Myriam J. Curet and Adam Shaw with the robotic arms that will enable the next generation of intuitive surgery

Frontier farms 

We are now pushing at the frontiers of farming, not just growing crops on the edges of our productive land but right in the heart of our cities. This is an attempt to provide us with nutritious, locally produced food but also to revitalise an industry that is suffering from a declining and ageing workforce. When we think about frontier farms it conjures up images of farming in the wildest of places and in some cases, the opposite is true; it’s actually about urban agriculture. 

There are two places that are a good example  of this; one is in Clapham, South London, where they have converted an old bomb shelter into an underground farm with polytunnels and a hydroponic system to grow fruit and vegetables. This particular venture is being partly funded by the chef, Michel Roux, who uses their herbs and salads in his restaurant. I am a little dubious about whether this can solve the agricultural problem because you wonder how many underground tunnels there can be around the world but I do think that the technology, which in itself isn’t particularly ground breaking but the vocation of it is very interesting, could be a step towards solving a big agricultural and pollution problem.
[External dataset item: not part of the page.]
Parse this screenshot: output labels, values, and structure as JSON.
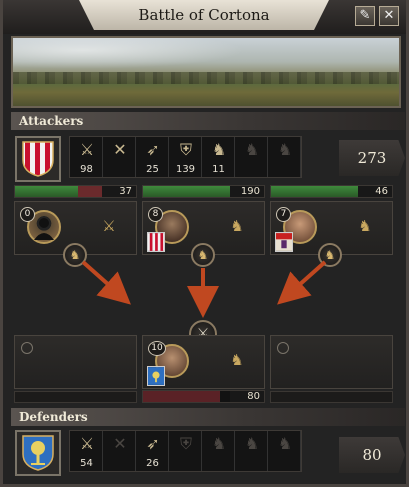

A similar approach has been used by Toshiba in Japan where they are growing lettuce hydroponically in an old floppy disk factory. They use an old floppy disk factory because it is dust free and because there are no pests, animals or disease involved there is no need for any pesticide. They also control the environment and you have to wear a mask and pass through UV lights and vacuum chambers to make sure no contaminates get into the room. These factories of food are unlike any other farms and operate like an ordinary factory process.

So there’s this irony or paradox that the frontier is much closer than you think it is. You think of the frontier as somewhere in the wild but actually, the frontier in farming is bringing it home. 

Anna Holligan and Pavlos Kalaitzoglou, Wageningen: Building Frontier Farms

About the author: Award-winning journalist Adam Shaw is the host of Horizons, a BBC TV series that focuses on discovering the latest technologies and innovations that could revolutionize the way we live. During the first few seasons of Horizons, Adam has filmed in 18 different countries, visited 120 different companies and organisations and interviewed 150 industry and thought leaders travelling the globe searching for the brilliant ideas that have the potential to change millions of lives.